揉捏了几把手裏稀烂的面,思前想后还是开口向顺儿求问:“面和稀了,是不是要再加点水?”
顺儿茫然着一张脸,显然不知道。
“算了算了!”林琅把眉毛拧改成了一整块疙瘩:“帮我抓一把玉米面。”
“玉米面是什么?”
“棕色的那种面粉。”
“好嘞!”
话说后厨被林琅和顺儿占领之后,唐玉树和陈逆两个坐在外面闲闲没事。
年节的爆竹把陈滩上的寒意炸退了几分,天气近来都温和的多。唐玉树那厢斜在栏桿下阖了眼享受阳光,恍惚间觉得这一切像场梦一样。
从那个锦衣少年冒失地推开财神府大门撞见裎赤的自己开始,再到如今他坦白地真切地与自己认可彼此,整篇故事美好得过分。
容颜姣美,气宇通明,不似凡俗——难不成还真是人们讹传的“财神下凡”?
唐玉树想着想着笑了,笑着笑着却又失了神。
他性子温驯又豁达,向来于这世间无所渴求。可青秧那场梦,醒于撕心裂肺;李犷那场梦,醒于无可奈何……那林琅这场梦呢?会醒吗?会以什么情绪醒来?醒转之后又将如何度下余生?
唐玉树蓦地原地站了起来,想寻到后厨去看林琅一眼。
白面出锅的时候,伴随着蒸汽扬起阵阵不太对劲的气味,林琅心就凉了半截去。
四个碗摆在锅边,满满当当地盛了前两个碗后,第三个碗裏林琅只谨慎地夹了两根……盛至第四个碗时,顺儿突然大叫“少爷我不饿我不吃!”……林琅大约就知道顺儿负责的汤头部分,约莫也是一场旷世灾难。

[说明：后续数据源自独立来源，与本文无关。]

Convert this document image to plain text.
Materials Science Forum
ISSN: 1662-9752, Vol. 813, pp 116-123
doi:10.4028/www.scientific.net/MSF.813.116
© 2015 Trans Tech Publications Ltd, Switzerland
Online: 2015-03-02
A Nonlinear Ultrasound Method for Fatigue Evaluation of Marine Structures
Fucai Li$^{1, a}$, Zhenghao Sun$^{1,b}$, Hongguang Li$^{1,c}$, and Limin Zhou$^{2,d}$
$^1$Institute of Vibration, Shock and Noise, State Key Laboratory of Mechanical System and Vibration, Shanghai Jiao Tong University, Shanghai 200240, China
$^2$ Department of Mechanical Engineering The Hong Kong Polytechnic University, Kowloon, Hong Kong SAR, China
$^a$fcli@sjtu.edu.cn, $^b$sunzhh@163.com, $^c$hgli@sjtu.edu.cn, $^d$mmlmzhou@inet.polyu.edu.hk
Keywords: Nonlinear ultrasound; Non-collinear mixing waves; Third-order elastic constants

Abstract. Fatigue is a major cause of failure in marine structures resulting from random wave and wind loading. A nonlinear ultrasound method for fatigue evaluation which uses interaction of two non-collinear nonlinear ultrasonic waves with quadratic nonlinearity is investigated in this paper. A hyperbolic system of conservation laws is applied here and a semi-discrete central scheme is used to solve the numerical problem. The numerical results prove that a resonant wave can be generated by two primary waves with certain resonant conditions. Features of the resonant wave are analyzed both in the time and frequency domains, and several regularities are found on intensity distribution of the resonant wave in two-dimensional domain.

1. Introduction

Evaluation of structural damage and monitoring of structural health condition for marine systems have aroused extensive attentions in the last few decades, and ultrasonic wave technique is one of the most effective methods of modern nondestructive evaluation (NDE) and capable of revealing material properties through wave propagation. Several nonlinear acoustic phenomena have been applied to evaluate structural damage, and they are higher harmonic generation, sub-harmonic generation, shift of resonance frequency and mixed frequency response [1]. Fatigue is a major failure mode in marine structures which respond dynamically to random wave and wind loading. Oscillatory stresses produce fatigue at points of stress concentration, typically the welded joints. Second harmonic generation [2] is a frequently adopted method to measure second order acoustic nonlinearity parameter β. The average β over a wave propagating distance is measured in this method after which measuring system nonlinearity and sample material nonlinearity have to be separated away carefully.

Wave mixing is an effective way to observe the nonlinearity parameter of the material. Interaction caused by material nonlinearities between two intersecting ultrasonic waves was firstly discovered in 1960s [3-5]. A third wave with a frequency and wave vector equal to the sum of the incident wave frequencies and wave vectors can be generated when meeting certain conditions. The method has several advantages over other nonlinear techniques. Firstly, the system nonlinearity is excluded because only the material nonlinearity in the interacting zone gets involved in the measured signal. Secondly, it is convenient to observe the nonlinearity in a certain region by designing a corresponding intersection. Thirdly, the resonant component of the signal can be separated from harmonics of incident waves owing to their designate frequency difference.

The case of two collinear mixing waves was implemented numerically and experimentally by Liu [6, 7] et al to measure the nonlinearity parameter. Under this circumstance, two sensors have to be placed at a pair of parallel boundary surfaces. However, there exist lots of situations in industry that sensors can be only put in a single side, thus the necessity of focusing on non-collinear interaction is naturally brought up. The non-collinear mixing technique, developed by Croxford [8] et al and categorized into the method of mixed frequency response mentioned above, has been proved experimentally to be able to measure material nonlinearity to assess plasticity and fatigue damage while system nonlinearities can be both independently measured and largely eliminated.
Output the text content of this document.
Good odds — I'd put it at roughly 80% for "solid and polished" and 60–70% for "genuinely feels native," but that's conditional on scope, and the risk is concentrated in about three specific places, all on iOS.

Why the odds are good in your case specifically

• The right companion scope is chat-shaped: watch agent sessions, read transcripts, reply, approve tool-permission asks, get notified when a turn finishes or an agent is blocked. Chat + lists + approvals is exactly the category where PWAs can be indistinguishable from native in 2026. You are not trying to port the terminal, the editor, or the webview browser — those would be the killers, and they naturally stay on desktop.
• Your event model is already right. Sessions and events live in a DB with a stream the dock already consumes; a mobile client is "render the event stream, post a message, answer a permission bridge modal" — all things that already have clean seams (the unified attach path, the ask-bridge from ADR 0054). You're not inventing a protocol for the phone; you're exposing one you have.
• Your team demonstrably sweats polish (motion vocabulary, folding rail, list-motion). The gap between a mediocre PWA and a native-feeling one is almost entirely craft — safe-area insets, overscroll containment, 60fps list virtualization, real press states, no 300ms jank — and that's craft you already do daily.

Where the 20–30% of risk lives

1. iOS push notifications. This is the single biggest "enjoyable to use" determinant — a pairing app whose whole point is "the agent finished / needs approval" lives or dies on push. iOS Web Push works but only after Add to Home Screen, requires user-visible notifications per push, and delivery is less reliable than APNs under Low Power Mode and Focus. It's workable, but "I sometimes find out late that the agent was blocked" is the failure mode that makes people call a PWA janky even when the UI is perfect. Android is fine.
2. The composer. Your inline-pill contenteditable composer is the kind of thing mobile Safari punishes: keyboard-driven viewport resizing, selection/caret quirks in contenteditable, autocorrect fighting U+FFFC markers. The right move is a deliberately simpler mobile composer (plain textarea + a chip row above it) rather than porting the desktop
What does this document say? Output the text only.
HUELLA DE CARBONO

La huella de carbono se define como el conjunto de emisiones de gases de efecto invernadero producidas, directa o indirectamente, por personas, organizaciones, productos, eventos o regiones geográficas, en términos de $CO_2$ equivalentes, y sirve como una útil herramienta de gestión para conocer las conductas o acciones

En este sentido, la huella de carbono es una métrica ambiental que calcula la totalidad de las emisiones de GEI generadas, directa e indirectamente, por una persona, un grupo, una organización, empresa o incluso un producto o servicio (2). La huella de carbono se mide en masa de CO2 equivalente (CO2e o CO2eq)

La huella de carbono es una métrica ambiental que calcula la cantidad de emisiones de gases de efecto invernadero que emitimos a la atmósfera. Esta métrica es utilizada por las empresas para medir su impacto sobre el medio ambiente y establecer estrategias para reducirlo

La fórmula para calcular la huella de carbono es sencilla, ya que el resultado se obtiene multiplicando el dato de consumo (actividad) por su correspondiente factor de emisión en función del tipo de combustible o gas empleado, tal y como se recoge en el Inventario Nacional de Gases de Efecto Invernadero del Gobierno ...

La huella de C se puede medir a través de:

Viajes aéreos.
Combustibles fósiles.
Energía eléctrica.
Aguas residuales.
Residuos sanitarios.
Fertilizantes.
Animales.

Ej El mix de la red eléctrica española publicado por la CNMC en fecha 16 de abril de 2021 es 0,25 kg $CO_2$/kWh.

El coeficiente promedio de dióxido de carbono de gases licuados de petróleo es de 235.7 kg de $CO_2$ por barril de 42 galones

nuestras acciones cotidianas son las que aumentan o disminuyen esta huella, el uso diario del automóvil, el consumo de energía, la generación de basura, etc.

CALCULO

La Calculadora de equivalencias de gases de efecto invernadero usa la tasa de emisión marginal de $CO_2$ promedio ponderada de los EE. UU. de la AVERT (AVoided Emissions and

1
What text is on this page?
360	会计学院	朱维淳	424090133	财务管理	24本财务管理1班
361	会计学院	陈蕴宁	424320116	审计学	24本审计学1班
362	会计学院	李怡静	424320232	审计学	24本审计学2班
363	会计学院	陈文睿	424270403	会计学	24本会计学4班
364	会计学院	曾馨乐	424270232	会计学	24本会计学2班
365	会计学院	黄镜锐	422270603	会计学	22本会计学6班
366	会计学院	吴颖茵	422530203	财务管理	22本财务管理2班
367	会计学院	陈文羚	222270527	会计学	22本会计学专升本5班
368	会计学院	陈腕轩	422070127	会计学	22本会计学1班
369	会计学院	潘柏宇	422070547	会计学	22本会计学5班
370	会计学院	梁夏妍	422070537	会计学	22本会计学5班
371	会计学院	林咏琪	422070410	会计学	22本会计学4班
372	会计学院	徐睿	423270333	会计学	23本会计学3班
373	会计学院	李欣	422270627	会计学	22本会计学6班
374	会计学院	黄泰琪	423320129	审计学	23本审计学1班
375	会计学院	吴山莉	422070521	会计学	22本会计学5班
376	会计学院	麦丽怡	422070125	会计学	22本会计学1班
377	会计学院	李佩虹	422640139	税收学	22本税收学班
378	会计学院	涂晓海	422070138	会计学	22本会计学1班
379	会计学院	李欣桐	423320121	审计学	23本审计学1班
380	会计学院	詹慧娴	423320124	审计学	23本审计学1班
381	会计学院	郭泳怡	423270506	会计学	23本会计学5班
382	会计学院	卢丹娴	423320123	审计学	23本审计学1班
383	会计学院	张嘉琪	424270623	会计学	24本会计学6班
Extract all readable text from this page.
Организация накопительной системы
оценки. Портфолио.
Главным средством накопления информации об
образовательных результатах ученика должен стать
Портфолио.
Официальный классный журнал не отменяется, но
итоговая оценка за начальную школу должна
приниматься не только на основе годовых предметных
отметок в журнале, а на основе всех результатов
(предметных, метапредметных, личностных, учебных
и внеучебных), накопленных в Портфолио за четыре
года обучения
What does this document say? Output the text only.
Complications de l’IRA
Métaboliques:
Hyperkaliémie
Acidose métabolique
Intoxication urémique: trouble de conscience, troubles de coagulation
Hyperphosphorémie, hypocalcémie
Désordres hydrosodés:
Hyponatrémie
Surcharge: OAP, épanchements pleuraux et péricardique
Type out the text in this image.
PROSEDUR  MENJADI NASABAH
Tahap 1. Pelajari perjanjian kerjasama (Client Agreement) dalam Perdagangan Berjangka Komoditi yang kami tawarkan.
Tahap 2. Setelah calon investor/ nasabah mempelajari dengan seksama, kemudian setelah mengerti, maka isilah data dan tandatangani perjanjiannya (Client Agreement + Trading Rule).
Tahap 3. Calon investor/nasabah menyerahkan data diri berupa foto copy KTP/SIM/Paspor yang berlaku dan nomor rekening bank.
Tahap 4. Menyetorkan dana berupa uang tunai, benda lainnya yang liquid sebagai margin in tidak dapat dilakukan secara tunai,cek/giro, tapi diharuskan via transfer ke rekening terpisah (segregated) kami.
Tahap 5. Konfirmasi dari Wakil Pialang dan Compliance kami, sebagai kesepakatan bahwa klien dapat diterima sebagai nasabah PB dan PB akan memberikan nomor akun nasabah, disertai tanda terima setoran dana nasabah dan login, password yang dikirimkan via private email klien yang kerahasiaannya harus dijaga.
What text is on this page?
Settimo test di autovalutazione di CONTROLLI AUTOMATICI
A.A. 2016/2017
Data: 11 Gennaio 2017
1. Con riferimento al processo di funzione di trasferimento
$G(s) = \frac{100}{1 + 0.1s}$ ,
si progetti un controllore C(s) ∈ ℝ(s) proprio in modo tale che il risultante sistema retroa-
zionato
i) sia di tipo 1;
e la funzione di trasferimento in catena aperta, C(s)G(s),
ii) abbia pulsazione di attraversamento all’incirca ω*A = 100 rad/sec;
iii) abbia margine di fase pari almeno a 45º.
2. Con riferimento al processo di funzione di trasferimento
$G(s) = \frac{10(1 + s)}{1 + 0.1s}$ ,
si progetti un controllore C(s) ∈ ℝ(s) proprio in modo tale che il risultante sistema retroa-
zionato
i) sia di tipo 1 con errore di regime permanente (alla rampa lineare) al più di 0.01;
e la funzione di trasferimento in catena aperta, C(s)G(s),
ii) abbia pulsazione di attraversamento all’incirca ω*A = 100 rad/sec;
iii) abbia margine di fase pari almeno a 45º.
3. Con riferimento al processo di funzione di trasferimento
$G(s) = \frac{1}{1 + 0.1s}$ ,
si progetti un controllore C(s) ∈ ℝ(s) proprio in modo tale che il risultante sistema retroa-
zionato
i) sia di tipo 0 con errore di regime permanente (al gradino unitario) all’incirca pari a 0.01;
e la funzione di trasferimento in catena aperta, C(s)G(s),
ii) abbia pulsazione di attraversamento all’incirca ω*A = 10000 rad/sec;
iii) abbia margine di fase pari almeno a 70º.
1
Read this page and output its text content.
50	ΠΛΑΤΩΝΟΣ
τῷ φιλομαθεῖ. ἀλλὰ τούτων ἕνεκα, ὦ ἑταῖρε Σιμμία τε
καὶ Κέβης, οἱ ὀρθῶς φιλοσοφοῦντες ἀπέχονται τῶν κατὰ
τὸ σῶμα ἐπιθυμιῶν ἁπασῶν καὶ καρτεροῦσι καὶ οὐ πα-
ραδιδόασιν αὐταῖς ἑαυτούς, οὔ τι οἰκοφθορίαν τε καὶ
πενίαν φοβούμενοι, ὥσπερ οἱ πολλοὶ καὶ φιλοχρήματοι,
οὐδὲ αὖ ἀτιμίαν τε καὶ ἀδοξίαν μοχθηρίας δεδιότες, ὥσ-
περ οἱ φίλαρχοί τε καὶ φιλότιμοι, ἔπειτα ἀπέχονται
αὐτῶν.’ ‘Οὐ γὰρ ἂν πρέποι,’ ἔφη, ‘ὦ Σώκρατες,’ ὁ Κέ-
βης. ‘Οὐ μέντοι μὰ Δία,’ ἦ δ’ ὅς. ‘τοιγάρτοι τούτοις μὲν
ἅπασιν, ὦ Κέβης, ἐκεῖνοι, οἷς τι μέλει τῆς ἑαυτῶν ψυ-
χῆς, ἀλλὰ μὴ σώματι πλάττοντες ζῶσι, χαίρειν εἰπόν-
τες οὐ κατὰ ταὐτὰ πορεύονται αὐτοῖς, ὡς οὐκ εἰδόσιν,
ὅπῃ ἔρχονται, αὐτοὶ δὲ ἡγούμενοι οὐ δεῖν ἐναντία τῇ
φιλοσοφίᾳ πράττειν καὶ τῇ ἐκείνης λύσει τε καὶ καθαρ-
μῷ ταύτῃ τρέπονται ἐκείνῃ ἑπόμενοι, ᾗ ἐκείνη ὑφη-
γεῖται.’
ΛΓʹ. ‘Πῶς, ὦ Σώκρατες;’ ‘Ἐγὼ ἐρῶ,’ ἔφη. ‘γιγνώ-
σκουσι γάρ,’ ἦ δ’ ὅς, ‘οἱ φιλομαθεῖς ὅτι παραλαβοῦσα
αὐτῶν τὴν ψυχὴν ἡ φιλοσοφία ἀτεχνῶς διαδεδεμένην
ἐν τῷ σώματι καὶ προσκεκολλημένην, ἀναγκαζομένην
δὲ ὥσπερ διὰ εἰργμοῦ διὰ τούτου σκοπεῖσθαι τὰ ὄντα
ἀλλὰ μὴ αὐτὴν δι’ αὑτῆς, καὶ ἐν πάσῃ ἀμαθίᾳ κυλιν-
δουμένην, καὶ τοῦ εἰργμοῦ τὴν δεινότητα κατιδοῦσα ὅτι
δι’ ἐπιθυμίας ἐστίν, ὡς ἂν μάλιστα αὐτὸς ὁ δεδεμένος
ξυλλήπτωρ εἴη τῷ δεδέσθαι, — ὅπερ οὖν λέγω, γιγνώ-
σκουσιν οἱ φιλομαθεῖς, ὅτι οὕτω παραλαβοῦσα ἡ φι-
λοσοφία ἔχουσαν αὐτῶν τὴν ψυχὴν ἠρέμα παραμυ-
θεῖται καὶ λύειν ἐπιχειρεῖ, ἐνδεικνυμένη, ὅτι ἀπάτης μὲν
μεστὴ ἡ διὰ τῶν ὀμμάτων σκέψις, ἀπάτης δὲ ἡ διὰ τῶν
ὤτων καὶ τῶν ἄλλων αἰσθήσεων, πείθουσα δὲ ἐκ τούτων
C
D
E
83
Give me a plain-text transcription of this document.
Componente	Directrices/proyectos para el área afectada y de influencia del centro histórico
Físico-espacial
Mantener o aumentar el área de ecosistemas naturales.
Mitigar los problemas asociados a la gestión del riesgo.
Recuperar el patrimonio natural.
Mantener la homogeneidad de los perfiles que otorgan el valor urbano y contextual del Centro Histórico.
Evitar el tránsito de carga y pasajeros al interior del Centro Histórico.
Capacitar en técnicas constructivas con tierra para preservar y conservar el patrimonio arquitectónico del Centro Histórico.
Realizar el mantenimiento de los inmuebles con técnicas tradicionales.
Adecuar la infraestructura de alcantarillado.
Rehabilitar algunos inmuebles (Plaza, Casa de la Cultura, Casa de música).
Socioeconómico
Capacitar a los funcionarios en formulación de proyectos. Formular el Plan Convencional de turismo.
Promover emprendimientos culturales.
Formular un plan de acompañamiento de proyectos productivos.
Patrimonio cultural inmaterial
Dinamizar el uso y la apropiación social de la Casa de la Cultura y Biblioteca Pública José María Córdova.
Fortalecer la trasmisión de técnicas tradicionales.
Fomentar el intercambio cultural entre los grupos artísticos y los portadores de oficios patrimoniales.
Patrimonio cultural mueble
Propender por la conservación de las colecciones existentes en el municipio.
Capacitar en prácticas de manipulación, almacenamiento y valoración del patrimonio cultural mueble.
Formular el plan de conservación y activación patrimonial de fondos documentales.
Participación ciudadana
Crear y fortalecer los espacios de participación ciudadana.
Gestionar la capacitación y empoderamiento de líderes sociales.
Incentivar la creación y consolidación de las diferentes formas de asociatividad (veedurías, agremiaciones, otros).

唐玉树恰在这时进了来,林琅把勺子往他手裏一塞:“来的正好,你自己盛吧……”说完便溜了出去。顺儿紧随其后也溜了出去。
唐玉树望着林琅背影傻笑,想也知道他做不出什么好吃的东西来。自己把两碗白面浇了汤头,端出了院子来,和陈逆一处儿坐下吃了起来。
面条……或者说面疙瘩的确不好吃,汤头裏也全都是糖,吞下一口后唐玉树抬头冲林琅笑。林琅和顺儿一面像闯了祸的小孩儿,躲在院子另一头饿着肚子不肯自食“苦果”;一面又频频望过这边来,期待得到唐玉树和陈逆的反馈。
唐玉树那句“好吃!”随着陈逆呕吐的声音一起发出时,林琅站起了身走过来,夺了唐玉树的碗:“难吃就难吃,还诓我!”翻着白眼儿把陈逆手裏端着的碗一并夺过,转身将两碗倒进泔水桶裏:“顺儿那个蠢货把一把胡椒粉当成玉米面给我丢面盆裏了,哪裏能好吃?!——走,去王叔面摊儿上吃吧!”
两人如蒙大赦,一溜烟跑出了馆子。
林琅紧随其后。瞅着唐玉树的背影,又低了头去偷笑。心裏浓情蜜意地思索着:唐玉树是真心实意喜欢我的……傻是傻了点儿,懂不懂我的矫情小心思……本也无所谓。至于李犷那笔账……唐玉树他若能用一辈子来好生待我,我也就给他一笔勾销了。
独独余下刚被林琅骂过是“蠢货”的顺儿,把林琅随手放在廊下的碗筷收回后厨去,脑子裏思索了半晌,才弄懂什么一般点起了头:少爷并不是生我的气……而是生唐少爷的气!
——唐少爷诓他说面好吃……可面其实并不好吃;少爷最讨厌别人诓他。
——唐少爷总是不懂少爷的心思,少爷觉得唐少爷不够喜欢他。
——“李犷那笔账,日后总是得让唐玉树还我的!”
理清一切逻辑得出“少爷生唐少爷的气,唐少爷要遭殃了”这个结论之后,顺儿皱着眉头,也紧张地走出了馆子来。